Find Me by J.S. Monroe and The Twelve Lives of Samuel Hawley

Perhaps the most interesting thing about Find Me is that the reader is going to be surprised and confused as the story twists and turns.  

From description:  Jarlath "Jar" Costello's girlfriend, Rosa, committed suicide when they were both students at Cambridge, and Jar has thought about her every day since. It's been five years, yet Jar is still obsessed with the idea that Rosa, the one true love of his life, is alive. He's tormented by visions of her and has disturbingly real sightings of her in unexpected places experiences the psychologist treating him describes as "post-bereavement hallucinations."

Is Rosa alive?  Is the entire plot a wish fulfillment dream of Jar's?  Is it a novel within a novel?

Told partly from Jar's pov, partly from Rosa's, partly from diary entries, and partly from a third party, Monroe keeps the reader forming theories, then tossing in a little surprise or two that will modify those theories.  Jar isn't sure whom to trust and struggles with separating the "post-bereavement hallucinations" he knows are not real and the sightings of Rosa that he believes are genuine.  "It's not paranoia if they're really out to get you."  A tangled, twisty tale.

Read in Jan.;  blog post scheduled for March 1


Mystery/Psychological.  March 21, 2017.  Print length:  400 pages.  
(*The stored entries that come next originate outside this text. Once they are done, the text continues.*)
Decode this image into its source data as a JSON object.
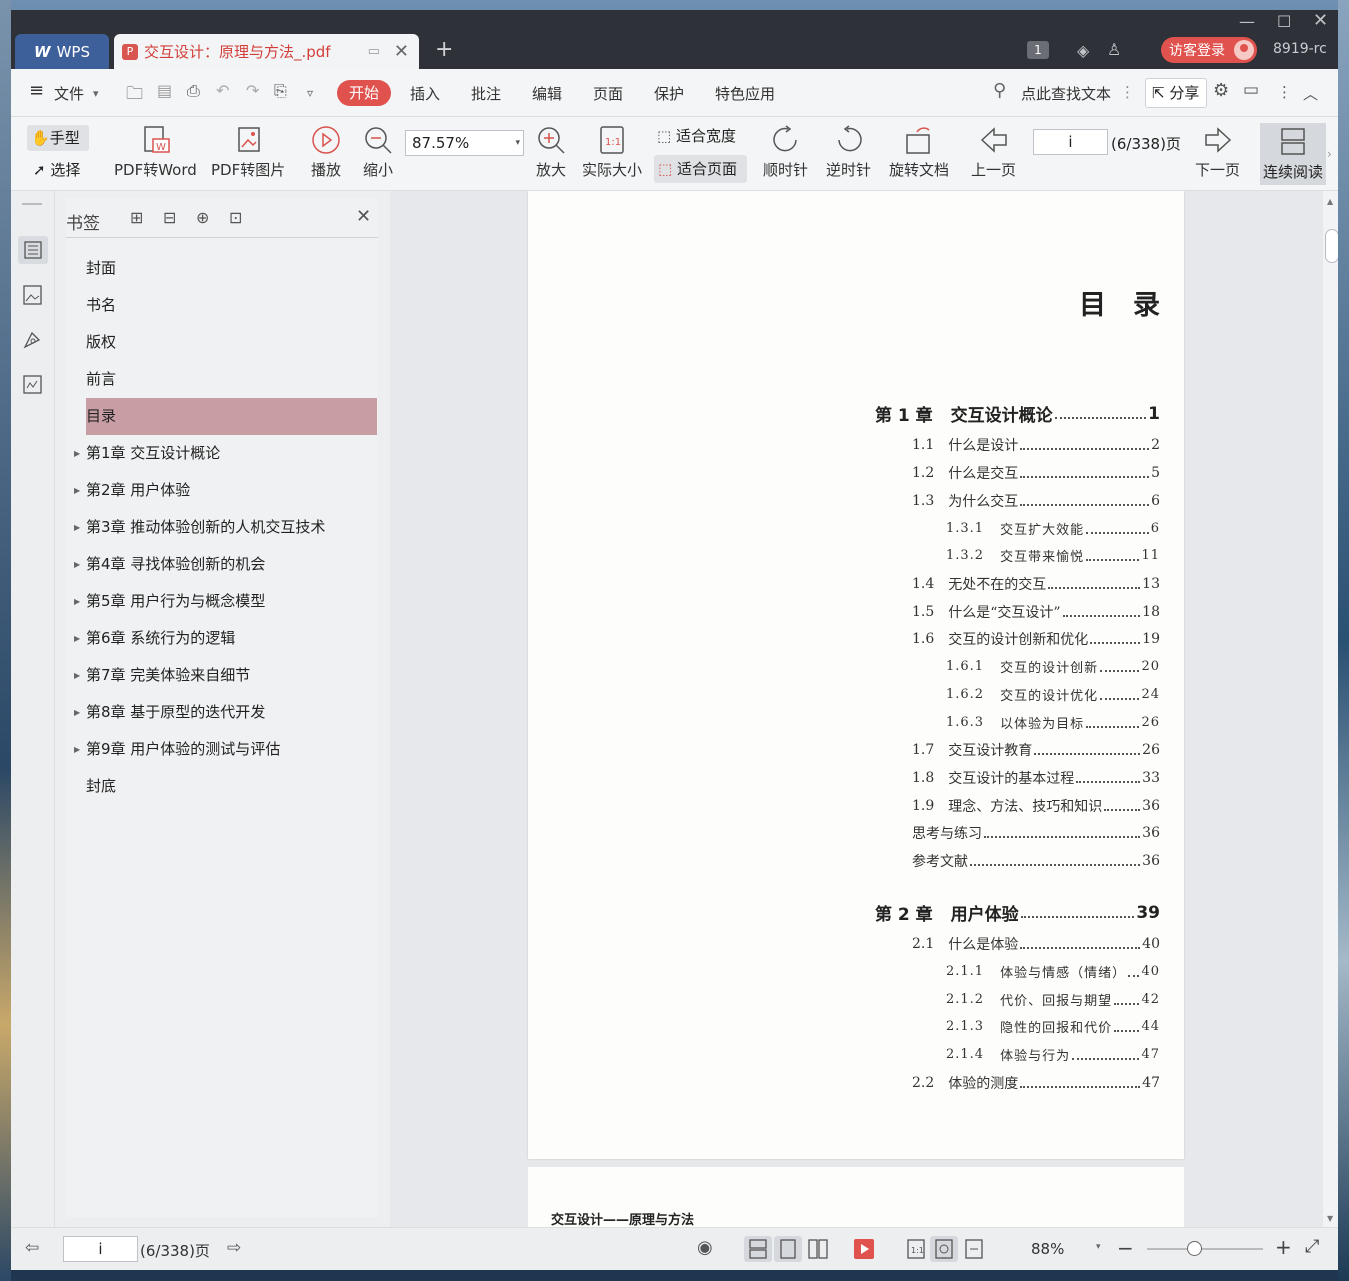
{
  "app": {
    "wps_tab": "WPS",
    "doc_tab": "交互设计：原理与方法_.pdf",
    "badge": "1",
    "login": "访客登录",
    "user": "8919-rc"
  },
  "menu": {
    "file": "文件",
    "start": "开始",
    "insert": "插入",
    "comment": "批注",
    "edit": "编辑",
    "page": "页面",
    "protect": "保护",
    "special": "特色应用",
    "search": "点此查找文本",
    "share": "分享"
  },
  "ribbon": {
    "hand": "手型",
    "select": "选择",
    "pdf2word": "PDF转Word",
    "pdf2img": "PDF转图片",
    "play": "播放",
    "zoom_out": "缩小",
    "zoom_value": "87.57%",
    "zoom_in": "放大",
    "actual": "实际大小",
    "fit_width": "适合宽度",
    "fit_page": "适合页面",
    "clockwise": "顺时针",
    "counter": "逆时针",
    "rotate": "旋转文档",
    "prev": "上一页",
    "page_input": "i",
    "page_total": "(6/338)页",
    "next": "下一页",
    "continuous": "连续阅读"
  },
  "panel": {
    "title": "书签",
    "items": [
      {
        "label": "封面",
        "expand": false
      },
      {
        "label": "书名",
        "expand": false
      },
      {
        "label": "版权",
        "expand": false
      },
      {
        "label": "前言",
        "expand": false
      },
      {
        "label": "目录",
        "expand": false,
        "selected": true
      },
      {
        "label": "第1章 交互设计概论",
        "expand": true
      },
      {
        "label": "第2章 用户体验",
        "expand": true
      },
      {
        "label": "第3章 推动体验创新的人机交互技术",
        "expand": true
      },
      {
        "label": "第4章 寻找体验创新的机会",
        "expand": true
      },
      {
        "label": "第5章 用户行为与概念模型",
        "expand": true
      },
      {
        "label": "第6章 系统行为的逻辑",
        "expand": true
      },
      {
        "label": "第7章 完美体验来自细节",
        "expand": true
      },
      {
        "label": "第8章 基于原型的迭代开发",
        "expand": true
      },
      {
        "label": "第9章 用户体验的测试与评估",
        "expand": true
      },
      {
        "label": "封底",
        "expand": false
      }
    ]
  },
  "page": {
    "title": "目　录",
    "toc": [
      {
        "level": "ch",
        "num": "第 1 章",
        "text": "交互设计概论",
        "page": "1"
      },
      {
        "level": "sec",
        "num": "1.1",
        "text": "什么是设计",
        "page": "2"
      },
      {
        "level": "sec",
        "num": "1.2",
        "text": "什么是交互",
        "page": "5"
      },
      {
        "level": "sec",
        "num": "1.3",
        "text": "为什么交互",
        "page": "6"
      },
      {
        "level": "sub",
        "num": "1.3.1",
        "text": "交互扩大效能",
        "page": "6"
      },
      {
        "level": "sub",
        "num": "1.3.2",
        "text": "交互带来愉悦",
        "page": "11"
      },
      {
        "level": "sec",
        "num": "1.4",
        "text": "无处不在的交互",
        "page": "13"
      },
      {
        "level": "sec",
        "num": "1.5",
        "text": "什么是“交互设计”",
        "page": "18"
      },
      {
        "level": "sec",
        "num": "1.6",
        "text": "交互的设计创新和优化",
        "page": "19"
      },
      {
        "level": "sub",
        "num": "1.6.1",
        "text": "交互的设计创新",
        "page": "20"
      },
      {
        "level": "sub",
        "num": "1.6.2",
        "text": "交互的设计优化",
        "page": "24"
      },
      {
        "level": "sub",
        "num": "1.6.3",
        "text": "以体验为目标",
        "page": "26"
      },
      {
        "level": "sec",
        "num": "1.7",
        "text": "交互设计教育",
        "page": "26"
      },
      {
        "level": "sec",
        "num": "1.8",
        "text": "交互设计的基本过程",
        "page": "33"
      },
      {
        "level": "sec",
        "num": "1.9",
        "text": "理念、方法、技巧和知识",
        "page": "36"
      },
      {
        "level": "extra",
        "num": "",
        "text": "思考与练习",
        "page": "36"
      },
      {
        "level": "extra",
        "num": "",
        "text": "参考文献",
        "page": "36"
      },
      {
        "level": "ch",
        "num": "第 2 章",
        "text": "用户体验",
        "page": "39"
      },
      {
        "level": "sec",
        "num": "2.1",
        "text": "什么是体验",
        "page": "40"
      },
      {
        "level": "sub",
        "num": "2.1.1",
        "text": "体验与情感（情绪）",
        "page": "40"
      },
      {
        "level": "sub",
        "num": "2.1.2",
        "text": "代价、回报与期望",
        "page": "42"
      },
      {
        "level": "sub",
        "num": "2.1.3",
        "text": "隐性的回报和代价",
        "page": "44"
      },
      {
        "level": "sub",
        "num": "2.1.4",
        "text": "体验与行为",
        "page": "47"
      },
      {
        "level": "sec",
        "num": "2.2",
        "text": "体验的测度",
        "page": "47"
      }
    ],
    "next_header": "交互设计——原理与方法"
  },
  "status": {
    "page_input": "i",
    "page_total": "(6/338)页",
    "zoom": "88%"
  }
}
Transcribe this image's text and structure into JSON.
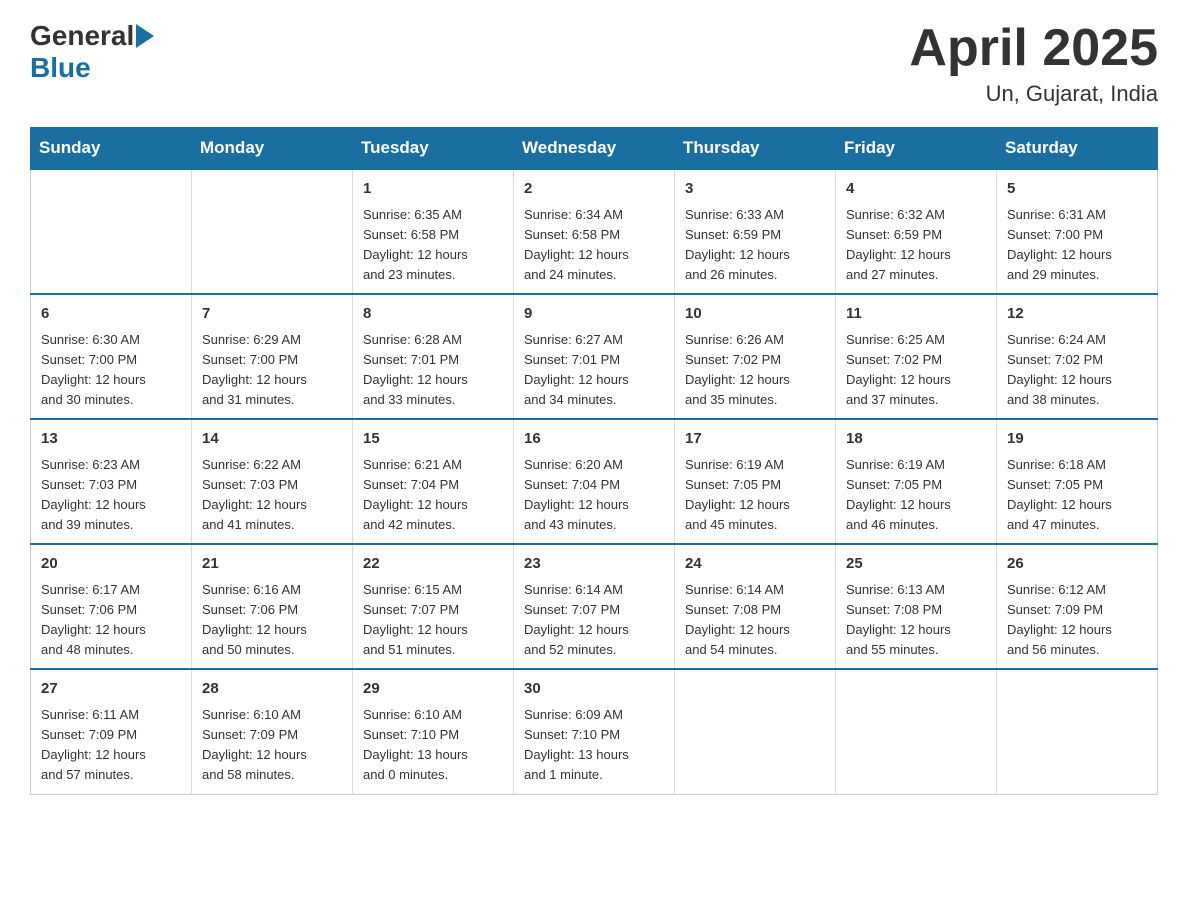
{
  "header": {
    "logo_general": "General",
    "logo_blue": "Blue",
    "month_title": "April 2025",
    "location": "Un, Gujarat, India"
  },
  "days_of_week": [
    "Sunday",
    "Monday",
    "Tuesday",
    "Wednesday",
    "Thursday",
    "Friday",
    "Saturday"
  ],
  "weeks": [
    [
      {
        "day": "",
        "info": ""
      },
      {
        "day": "",
        "info": ""
      },
      {
        "day": "1",
        "info": "Sunrise: 6:35 AM\nSunset: 6:58 PM\nDaylight: 12 hours\nand 23 minutes."
      },
      {
        "day": "2",
        "info": "Sunrise: 6:34 AM\nSunset: 6:58 PM\nDaylight: 12 hours\nand 24 minutes."
      },
      {
        "day": "3",
        "info": "Sunrise: 6:33 AM\nSunset: 6:59 PM\nDaylight: 12 hours\nand 26 minutes."
      },
      {
        "day": "4",
        "info": "Sunrise: 6:32 AM\nSunset: 6:59 PM\nDaylight: 12 hours\nand 27 minutes."
      },
      {
        "day": "5",
        "info": "Sunrise: 6:31 AM\nSunset: 7:00 PM\nDaylight: 12 hours\nand 29 minutes."
      }
    ],
    [
      {
        "day": "6",
        "info": "Sunrise: 6:30 AM\nSunset: 7:00 PM\nDaylight: 12 hours\nand 30 minutes."
      },
      {
        "day": "7",
        "info": "Sunrise: 6:29 AM\nSunset: 7:00 PM\nDaylight: 12 hours\nand 31 minutes."
      },
      {
        "day": "8",
        "info": "Sunrise: 6:28 AM\nSunset: 7:01 PM\nDaylight: 12 hours\nand 33 minutes."
      },
      {
        "day": "9",
        "info": "Sunrise: 6:27 AM\nSunset: 7:01 PM\nDaylight: 12 hours\nand 34 minutes."
      },
      {
        "day": "10",
        "info": "Sunrise: 6:26 AM\nSunset: 7:02 PM\nDaylight: 12 hours\nand 35 minutes."
      },
      {
        "day": "11",
        "info": "Sunrise: 6:25 AM\nSunset: 7:02 PM\nDaylight: 12 hours\nand 37 minutes."
      },
      {
        "day": "12",
        "info": "Sunrise: 6:24 AM\nSunset: 7:02 PM\nDaylight: 12 hours\nand 38 minutes."
      }
    ],
    [
      {
        "day": "13",
        "info": "Sunrise: 6:23 AM\nSunset: 7:03 PM\nDaylight: 12 hours\nand 39 minutes."
      },
      {
        "day": "14",
        "info": "Sunrise: 6:22 AM\nSunset: 7:03 PM\nDaylight: 12 hours\nand 41 minutes."
      },
      {
        "day": "15",
        "info": "Sunrise: 6:21 AM\nSunset: 7:04 PM\nDaylight: 12 hours\nand 42 minutes."
      },
      {
        "day": "16",
        "info": "Sunrise: 6:20 AM\nSunset: 7:04 PM\nDaylight: 12 hours\nand 43 minutes."
      },
      {
        "day": "17",
        "info": "Sunrise: 6:19 AM\nSunset: 7:05 PM\nDaylight: 12 hours\nand 45 minutes."
      },
      {
        "day": "18",
        "info": "Sunrise: 6:19 AM\nSunset: 7:05 PM\nDaylight: 12 hours\nand 46 minutes."
      },
      {
        "day": "19",
        "info": "Sunrise: 6:18 AM\nSunset: 7:05 PM\nDaylight: 12 hours\nand 47 minutes."
      }
    ],
    [
      {
        "day": "20",
        "info": "Sunrise: 6:17 AM\nSunset: 7:06 PM\nDaylight: 12 hours\nand 48 minutes."
      },
      {
        "day": "21",
        "info": "Sunrise: 6:16 AM\nSunset: 7:06 PM\nDaylight: 12 hours\nand 50 minutes."
      },
      {
        "day": "22",
        "info": "Sunrise: 6:15 AM\nSunset: 7:07 PM\nDaylight: 12 hours\nand 51 minutes."
      },
      {
        "day": "23",
        "info": "Sunrise: 6:14 AM\nSunset: 7:07 PM\nDaylight: 12 hours\nand 52 minutes."
      },
      {
        "day": "24",
        "info": "Sunrise: 6:14 AM\nSunset: 7:08 PM\nDaylight: 12 hours\nand 54 minutes."
      },
      {
        "day": "25",
        "info": "Sunrise: 6:13 AM\nSunset: 7:08 PM\nDaylight: 12 hours\nand 55 minutes."
      },
      {
        "day": "26",
        "info": "Sunrise: 6:12 AM\nSunset: 7:09 PM\nDaylight: 12 hours\nand 56 minutes."
      }
    ],
    [
      {
        "day": "27",
        "info": "Sunrise: 6:11 AM\nSunset: 7:09 PM\nDaylight: 12 hours\nand 57 minutes."
      },
      {
        "day": "28",
        "info": "Sunrise: 6:10 AM\nSunset: 7:09 PM\nDaylight: 12 hours\nand 58 minutes."
      },
      {
        "day": "29",
        "info": "Sunrise: 6:10 AM\nSunset: 7:10 PM\nDaylight: 13 hours\nand 0 minutes."
      },
      {
        "day": "30",
        "info": "Sunrise: 6:09 AM\nSunset: 7:10 PM\nDaylight: 13 hours\nand 1 minute."
      },
      {
        "day": "",
        "info": ""
      },
      {
        "day": "",
        "info": ""
      },
      {
        "day": "",
        "info": ""
      }
    ]
  ]
}
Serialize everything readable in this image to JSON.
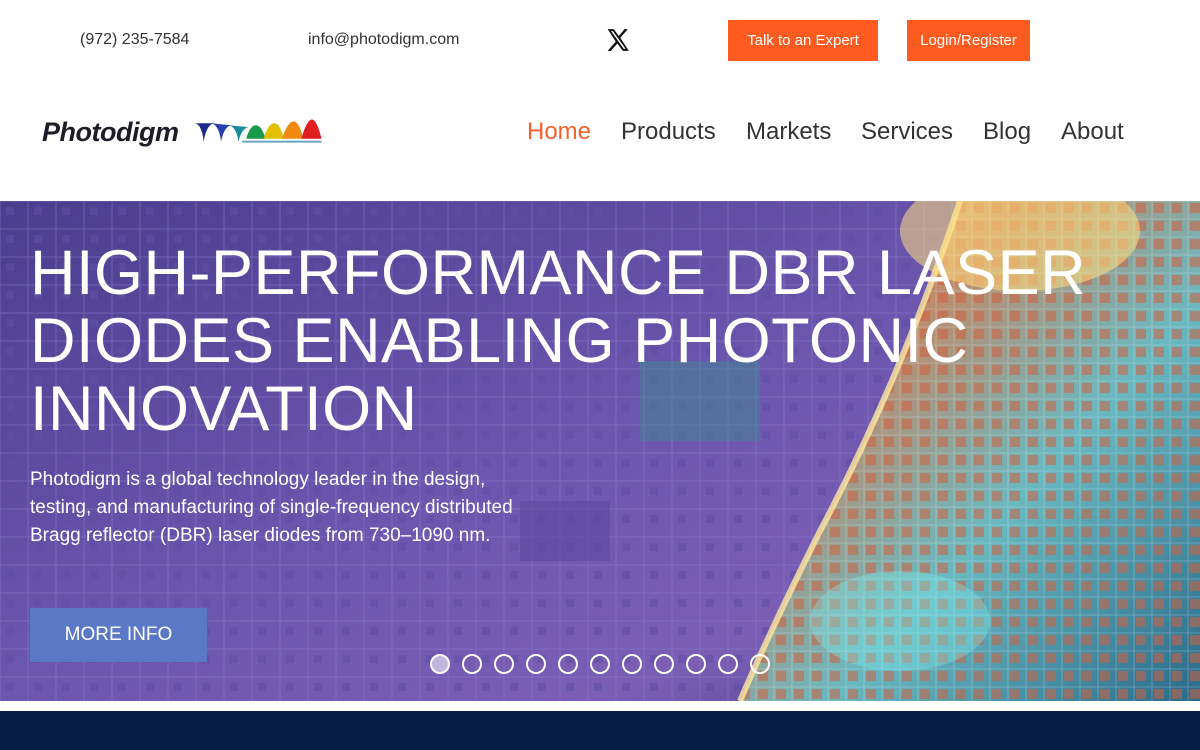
{
  "topbar": {
    "phone": "(972) 235-7584",
    "email": "info@photodigm.com",
    "social_icon": "x-twitter-icon",
    "expert_label": "Talk to an Expert",
    "login_label": "Login/Register"
  },
  "header": {
    "logo_text": "Photodigm",
    "nav": [
      {
        "label": "Home",
        "active": true
      },
      {
        "label": "Products",
        "active": false
      },
      {
        "label": "Markets",
        "active": false
      },
      {
        "label": "Services",
        "active": false
      },
      {
        "label": "Blog",
        "active": false
      },
      {
        "label": "About",
        "active": false
      }
    ]
  },
  "hero": {
    "title": "HIGH-PERFORMANCE DBR LASER DIODES ENABLING PHOTONIC INNOVATION",
    "description": "Photodigm is a global technology leader in the design, testing, and manufacturing of single-frequency distributed Bragg reflector (DBR) laser diodes from 730–1090 nm.",
    "button_label": "MORE INFO",
    "slide_count": 11,
    "active_slide": 1
  },
  "colors": {
    "accent_orange": "#ff5a1f",
    "nav_active": "#f4622a",
    "hero_button": "#5a78c6",
    "footer_band": "#071c45"
  }
}
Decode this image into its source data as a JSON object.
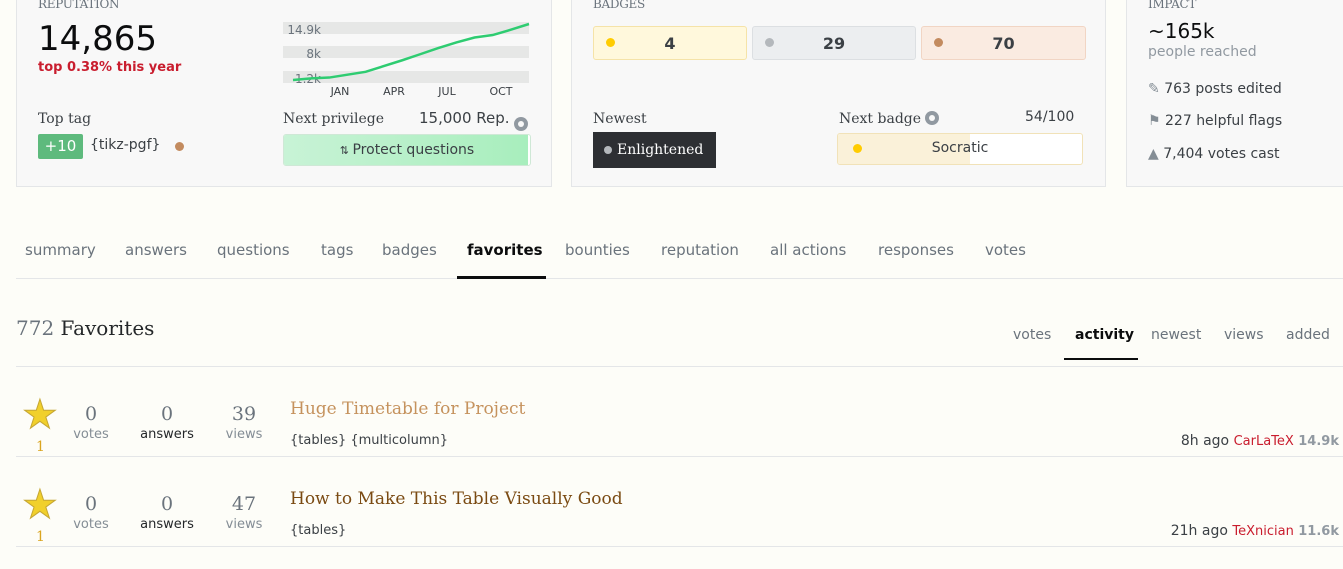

The Twelve Lives of Samuel Hawley by Hannah Tinti.  I don't know, this one has received some five star reviews, but as I read and when I finished, my personal thoughts were inconclusive.  There was some cleverness in the twelve bullet wounds that Samuel Hawley sports and in the recurring motif of watches/clocks/time.  But when I got it on second mention, the rest felt contrived.    

The book is well-written, and I had no inclination to put it aside, and yet, my feelings about the book were always ambivalent.  

I like this quote from another reviewer: "I felt like I was reading a mashup of John Green and Quentin Tarantino more than once." :) Does that give you a feel for the novel?

I guess this is a wishy-washy view of the novel, but I do think the author is talented.  

NetGalley/Random House

Mystery.  March 28, 2017.  Print length:  400 pages.


  1. 'Jarlath' is an interesting name. Somehow, it seems like it ought to be in a Star Wars episode. LOL

    And John Green and Quentin Tarantino? Now that's a duo for you. Hmmm....

    1. Jarlath does does sound like a Star Wars or epic fantasy name! And yes, The Twelve Lives did have a kind of split personality. :)

  2. Find Me sounds more like my cup of tea. But I agree with Kay about that name! ;)

    1. Both novels were suspenseful, but I didn't "love" either of them. I'd like to see what others thought about them, either one. :0

  3. Find Me sounds good; I'm also intrigued by the way the story is told. Yep, definitely pique my interest. :) And I'm with Kay & Lark - Jarlath does sounds like a Star Wars character's name, lol.

  4. A mash-up between John Green & Trantino... now that would be difficult to review! I am curious about this one but I most intrigued by your review of Find Me. That sounds like a good thriller.